De stad, het vuil en de mensen tekst: Wies Kalsbeek, fotografie: Desiree Meulemans
De stad, het vuil en de mensen Op een stralende maandagmorgen om kwart voor acht bruist het op de Tractieweg bij de Stadsreiniging van de Gemeente Utrecht. Tientallen mannen en een enkele vrouw staan en zitten in hun knaloranje pakken met zilveren reflecterende banden. Ze maken zich op voor weer een dag vuil ophalen. Tientallen vuilniswagens rijden het terrein af, naar de diverse wijken in Utrecht. Drie grofvuilwagens en de kraanwagen gaan ook vandaag op 200 adressen het grofvuil verzamelen. John en Michael gaan deze dag samen de wijk Hoograven, Tolsteeg en Sterrenwijk rijden. John op de grofvuilwagen en Michael op de kraanwagen.
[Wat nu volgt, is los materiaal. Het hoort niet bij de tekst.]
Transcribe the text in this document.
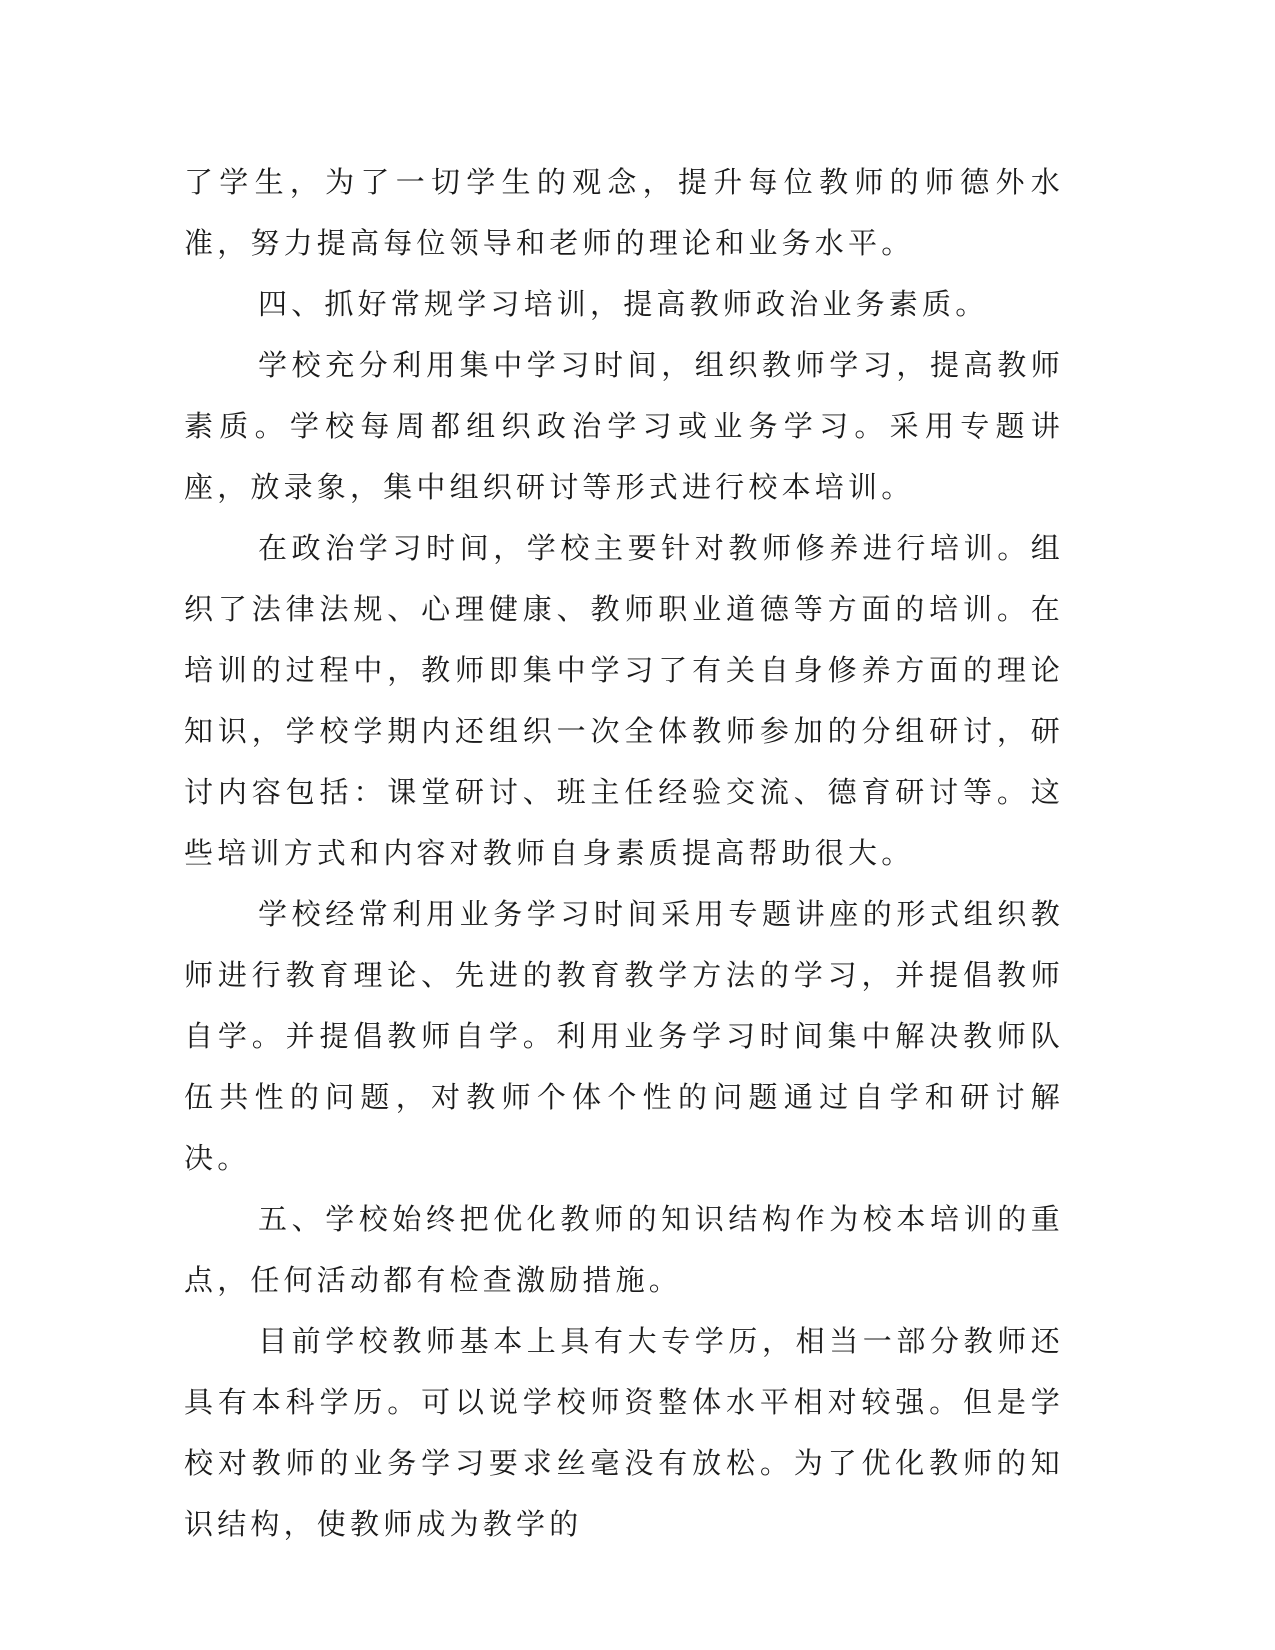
了学生，为了一切学生的观念，提升每位教师的师德外水准，努力提高每位领导和老师的理论和业务水平。

四、抓好常规学习培训，提高教师政治业务素质。

学校充分利用集中学习时间，组织教师学习，提高教师素质。学校每周都组织政治学习或业务学习。采用专题讲座，放录象，集中组织研讨等形式进行校本培训。

在政治学习时间，学校主要针对教师修养进行培训。组织了法律法规、心理健康、教师职业道德等方面的培训。在培训的过程中，教师即集中学习了有关自身修养方面的理论知识，学校学期内还组织一次全体教师参加的分组研讨，研讨内容包括：课堂研讨、班主任经验交流、德育研讨等。这些培训方式和内容对教师自身素质提高帮助很大。

学校经常利用业务学习时间采用专题讲座的形式组织教师进行教育理论、先进的教育教学方法的学习，并提倡教师自学。并提倡教师自学。利用业务学习时间集中解决教师队伍共性的问题，对教师个体个性的问题通过自学和研讨解决。

五、学校始终把优化教师的知识结构作为校本培训的重点，任何活动都有检查激励措施。

目前学校教师基本上具有大专学历，相当一部分教师还具有本科学历。可以说学校师资整体水平相对较强。但是学校对教师的业务学习要求丝毫没有放松。为了优化教师的知识结构，使教师成为教学的
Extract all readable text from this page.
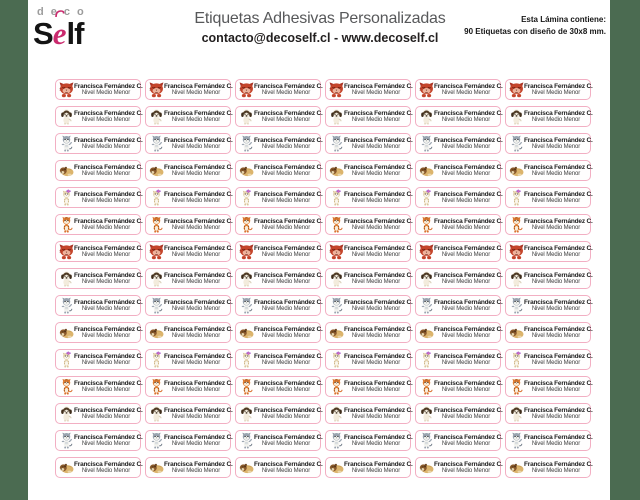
deco
S
elf	Etiquetas Adhesivas Personalizadas
contacto@decoself.cl - www.decoself.cl
Esta Lámina contiene:
90 Etiquetas con diseño de 30x8 mm.
Francisca Fernández C.
Nivel Medio Menor
Francisca Fernández C.
Nivel Medio Menor
Francisca Fernández C.
Nivel Medio Menor
Francisca Fernández C.
Nivel Medio Menor
Francisca Fernández C.
Nivel Medio Menor
Francisca Fernández C.
Nivel Medio Menor
Francisca Fernández C.
Nivel Medio Menor
Francisca Fernández C.
Nivel Medio Menor
Francisca Fernández C.
Nivel Medio Menor
Francisca Fernández C.
Nivel Medio Menor
Francisca Fernández C.
Nivel Medio Menor
Francisca Fernández C.
Nivel Medio Menor
Francisca Fernández C.
Nivel Medio Menor
Francisca Fernández C.
Nivel Medio Menor
Francisca Fernández C.
Nivel Medio Menor
Francisca Fernández C.
Nivel Medio Menor
Francisca Fernández C.
Nivel Medio Menor
Francisca Fernández C.
Nivel Medio Menor
Francisca Fernández C.
Nivel Medio Menor
Francisca Fernández C.
Nivel Medio Menor
Francisca Fernández C.
Nivel Medio Menor
Francisca Fernández C.
Nivel Medio Menor
Francisca Fernández C.
Nivel Medio Menor
Francisca Fernández C.
Nivel Medio Menor
Francisca Fernández C.
Nivel Medio Menor
Francisca Fernández C.
Nivel Medio Menor
Francisca Fernández C.
Nivel Medio Menor
Francisca Fernández C.
Nivel Medio Menor
Francisca Fernández C.
Nivel Medio Menor
Francisca Fernández C.
Nivel Medio Menor
Francisca Fernández C.
Nivel Medio Menor
Francisca Fernández C.
Nivel Medio Menor
Francisca Fernández C.
Nivel Medio Menor
Francisca Fernández C.
Nivel Medio Menor
Francisca Fernández C.
Nivel Medio Menor
Francisca Fernández C.
Nivel Medio Menor
Francisca Fernández C.
Nivel Medio Menor
Francisca Fernández C.
Nivel Medio Menor
Francisca Fernández C.
Nivel Medio Menor
Francisca Fernández C.
Nivel Medio Menor
Francisca Fernández C.
Nivel Medio Menor
Francisca Fernández C.
Nivel Medio Menor
Francisca Fernández C.
Nivel Medio Menor
Francisca Fernández C.
Nivel Medio Menor
Francisca Fernández C.
Nivel Medio Menor
Francisca Fernández C.
Nivel Medio Menor
Francisca Fernández C.
Nivel Medio Menor
Francisca Fernández C.
Nivel Medio Menor
Francisca Fernández C.
Nivel Medio Menor
Francisca Fernández C.
Nivel Medio Menor
Francisca Fernández C.
Nivel Medio Menor
Francisca Fernández C.
Nivel Medio Menor
Francisca Fernández C.
Nivel Medio Menor
Francisca Fernández C.
Nivel Medio Menor
Francisca Fernández C.
Nivel Medio Menor
Francisca Fernández C.
Nivel Medio Menor
Francisca Fernández C.
Nivel Medio Menor
Francisca Fernández C.
Nivel Medio Menor
Francisca Fernández C.
Nivel Medio Menor
Francisca Fernández C.
Nivel Medio Menor
Francisca Fernández C.
Nivel Medio Menor
Francisca Fernández C.
Nivel Medio Menor
Francisca Fernández C.
Nivel Medio Menor
Francisca Fernández C.
Nivel Medio Menor
Francisca Fernández C.
Nivel Medio Menor
Francisca Fernández C.
Nivel Medio Menor
Francisca Fernández C.
Nivel Medio Menor
Francisca Fernández C.
Nivel Medio Menor
Francisca Fernández C.
Nivel Medio Menor
Francisca Fernández C.
Nivel Medio Menor
Francisca Fernández C.
Nivel Medio Menor
Francisca Fernández C.
Nivel Medio Menor
Francisca Fernández C.
Nivel Medio Menor
Francisca Fernández C.
Nivel Medio Menor
Francisca Fernández C.
Nivel Medio Menor
Francisca Fernández C.
Nivel Medio Menor
Francisca Fernández C.
Nivel Medio Menor
Francisca Fernández C.
Nivel Medio Menor
Francisca Fernández C.
Nivel Medio Menor
Francisca Fernández C.
Nivel Medio Menor
Francisca Fernández C.
Nivel Medio Menor
Francisca Fernández C.
Nivel Medio Menor
Francisca Fernández C.
Nivel Medio Menor
Francisca Fernández C.
Nivel Medio Menor
Francisca Fernández C.
Nivel Medio Menor
Francisca Fernández C.
Nivel Medio Menor
Francisca Fernández C.
Nivel Medio Menor
Francisca Fernández C.
Nivel Medio Menor
Francisca Fernández C.
Nivel Medio Menor
Francisca Fernández C.
Nivel Medio Menor
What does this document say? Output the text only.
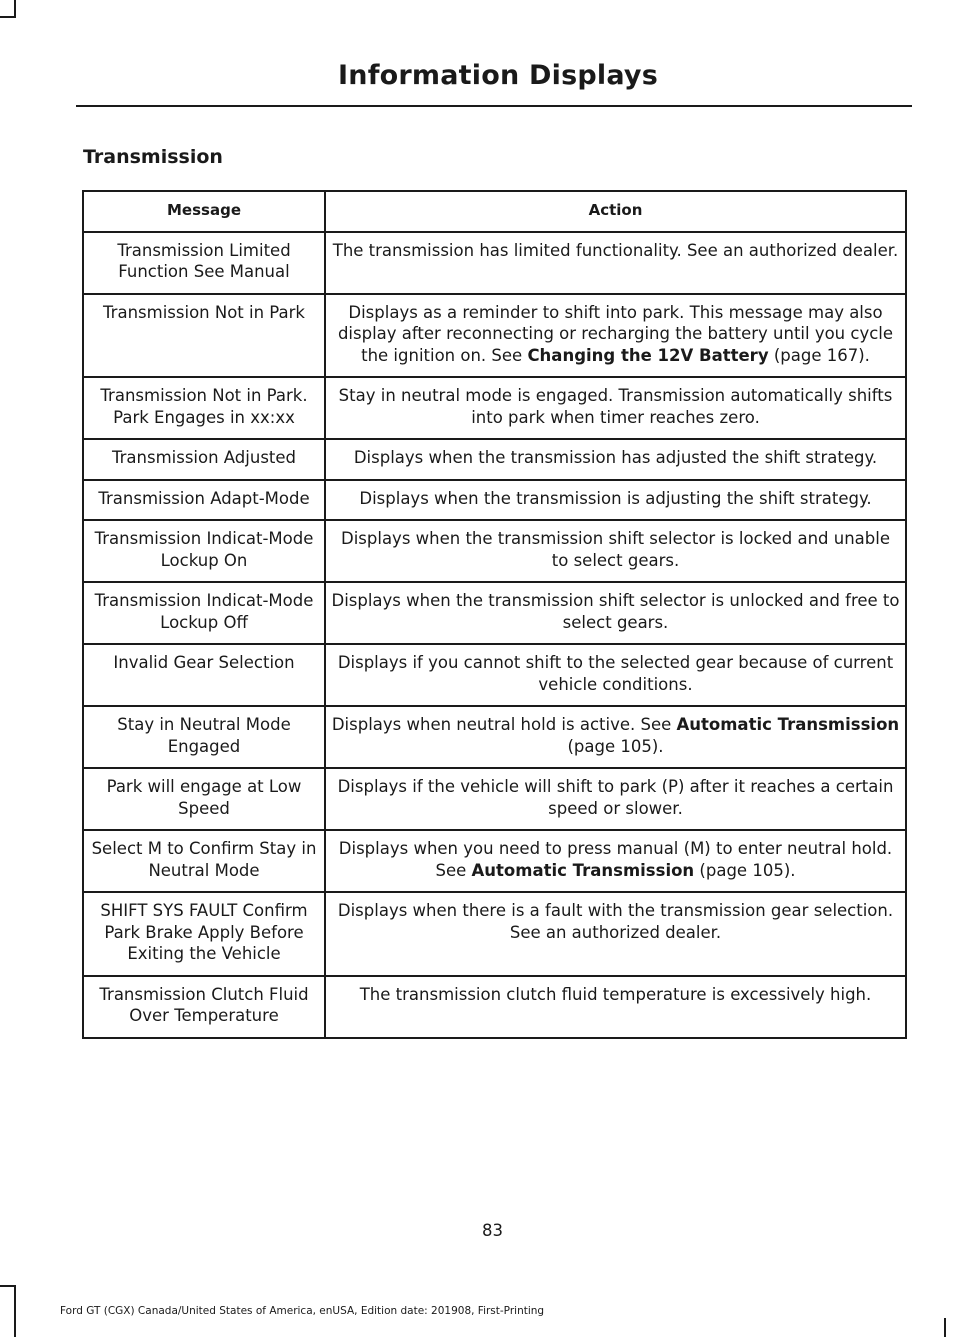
Information Displays
Transmission
Message	Action
Transmission Limited Function See Manual	The transmission has limited functionality. See an authorized dealer.
Transmission Not in Park	Displays as a reminder to shift into park. This message may also display after reconnecting or recharging the battery until you cycle the ignition on. See Changing the 12V Battery (page 167).
Transmission Not in Park. Park Engages in xx:xx	Stay in neutral mode is engaged. Transmission automatically shifts into park when timer reaches zero.
Transmission Adjusted	Displays when the transmission has adjusted the shift strategy.
Transmission Adapt-Mode	Displays when the transmission is adjusting the shift strategy.
Transmission Indicat-Mode Lockup On	Displays when the transmission shift selector is locked and unable to select gears.
Transmission Indicat-Mode Lockup Off	Displays when the transmission shift selector is unlocked and free to select gears.
Invalid Gear Selection	Displays if you cannot shift to the selected gear because of current vehicle conditions.
Stay in Neutral Mode Engaged	Displays when neutral hold is active. See Automatic Transmission (page 105).
Park will engage at Low Speed	Displays if the vehicle will shift to park (P) after it reaches a certain speed or slower.
Select M to Confirm Stay in Neutral Mode	Displays when you need to press manual (M) to enter neutral hold. See Automatic Transmission (page 105).
SHIFT SYS FAULT Confirm Park Brake Apply Before Exiting the Vehicle	Displays when there is a fault with the transmission gear selection. See an authorized dealer.
Transmission Clutch Fluid Over Temperature	The transmission clutch fluid temperature is excessively high.
83
Ford GT (CGX) Canada/United States of America, enUSA, Edition date: 201908, First-Printing
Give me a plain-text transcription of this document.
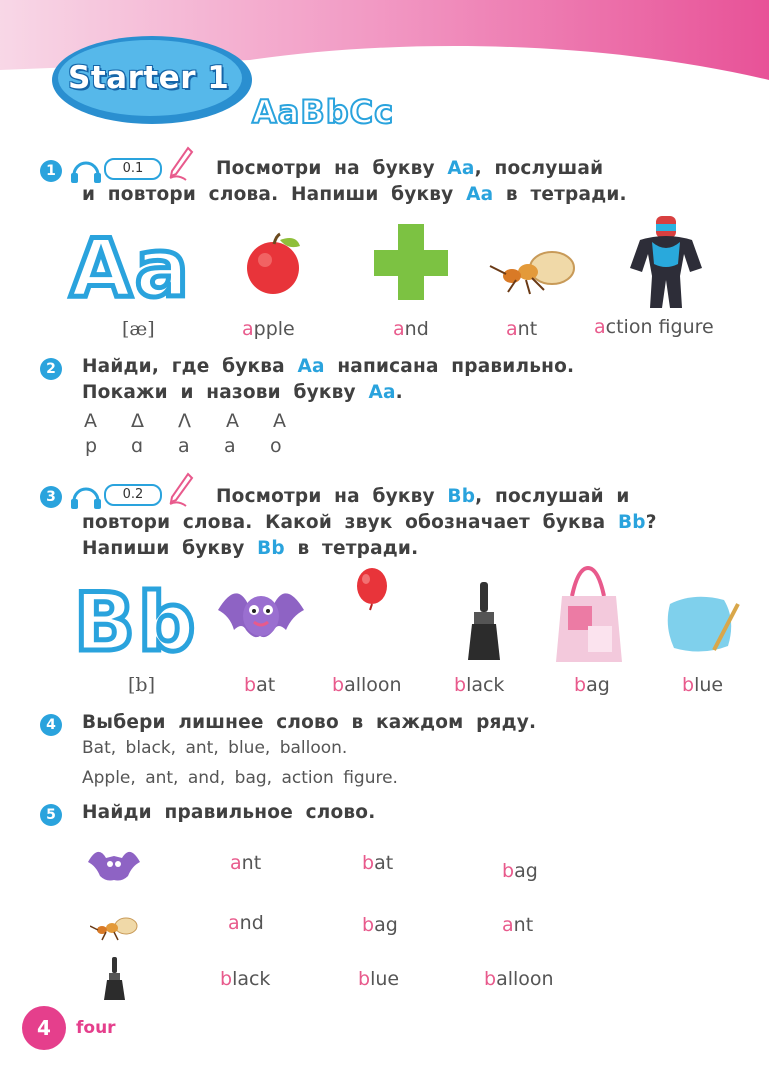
Starter 1
AaBbCc
1	0.1	Посмотри на букву Aa, послушай
и повтори слова. Напиши букву Aa в тетради.
Aa
[æ]	apple	and	ant	action figure
2	Найди, где буква Aa написана правильно.
Покажи и назови букву Aa.
A Δ Λ A A
p ɑ a a o
3	0.2	Посмотри на букву Bb, послушай и
повтори слова. Какой звук обозначает буква Bb?
Напиши букву Bb в тетради.
Bb
[b]	bat	balloon	black	bag	blue
4	Выбери лишнее слово в каждом ряду.
Bat, black, ant, blue, balloon.
Apple, ant, and, bag, action figure.
5	Найди правильное слово.
ant	bat	bag
and	bag	ant
black	blue	balloon
4	four
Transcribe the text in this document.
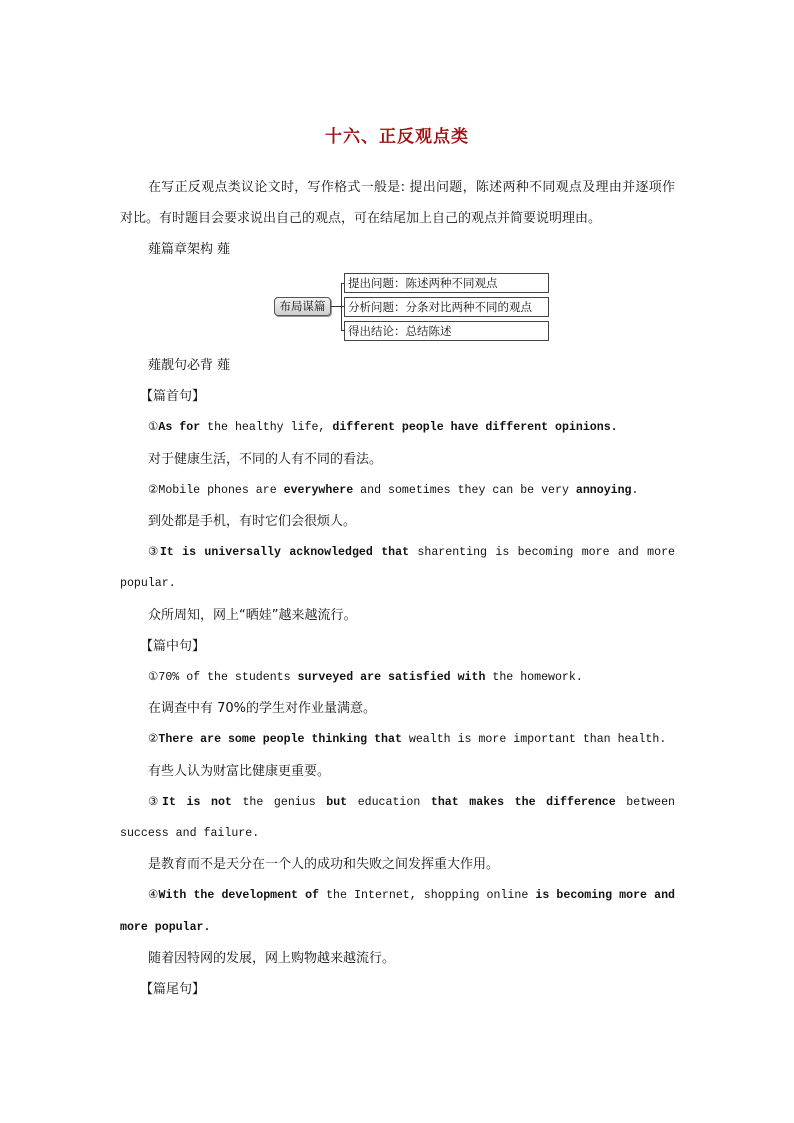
十六、正反观点类

在写正反观点类议论文时，写作格式一般是: 提出问题，陈述两种不同观点及理由并逐项作对比。有时题目会要求说出自己的观点，可在结尾加上自己的观点并简要说明理由。

薤篇章架构 薤

布局谋篇
提出问题：陈述两种不同观点
分析问题：分条对比两种不同的观点
得出结论：总结陈述

薤靓句必背 薤

【篇首句】

①As for the healthy life, different people have different opinions.

对于健康生活，不同的人有不同的看法。

②Mobile phones are everywhere and sometimes they can be very annoying.

到处都是手机，有时它们会很烦人。

③It is universally acknowledged that sharenting is becoming more and more popular.

众所周知，网上“晒娃”越来越流行。

【篇中句】

①70% of the students surveyed are satisfied with the homework.

在调查中有 70%的学生对作业量满意。

②There are some people thinking that wealth is more important than health.

有些人认为财富比健康更重要。

③It is not the genius but education that makes the difference between success and failure.

是教育而不是天分在一个人的成功和失败之间发挥重大作用。

④With the development of the Internet, shopping online is becoming more and more popular.

随着因特网的发展，网上购物越来越流行。

【篇尾句】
Een stukje gereedschap John is bijna 54 jaar. Hij werkt sinds 1992 bij de Utrechtse stadsreiniging. Hiervoor werkte hij op een transportbedrijf, maar dat waren soms onmogelijke werktijden. ‘Het vrouwtje begon het minder leuk te vinden, hier is alles goed geregeld en ik heb nu mooie werktijden’, zegt John. John is een geboren en getogen Utrechter. Tijdens zijn militaire dienst kreeg hij de gelegenheid om het groot rijbewijs te halen en dat gaf hem de mogelijkheid om chauffeur te worden. ‘Ik werk bij het grofvuil, want de gewone vuilophaaldienst vind ik maar niks! Dat is straatje in en straatje uit en voortdurend opletten. Dit is veel leuker. Ik heb een geweldige wagen en meestal een vast maatje. We hebben een team van zes mensen en we werken goed samen’, vertelt John. ’ We proberen in de ochtend zoveel mogelijk grofvuil op te halen, zodat we het in de middag iets rustiger aan kunnen doen. Echt mooie dingen kom ik bij het grofvuil niet tegen, het leuke is al weggehaald, soms es een stukje gereedschap, maar dat is het dan’. John praat tevreden over zijn werk. ‘Ik verdien genoeg, we hebben voldoende vrije dagen. Van mij hoeft het bedrijf niet particulier te worden, dan krijg ik het niet beter. Ik denk wel dat er vanaf 2010 sprake van is, dat wacht ik dan maar af.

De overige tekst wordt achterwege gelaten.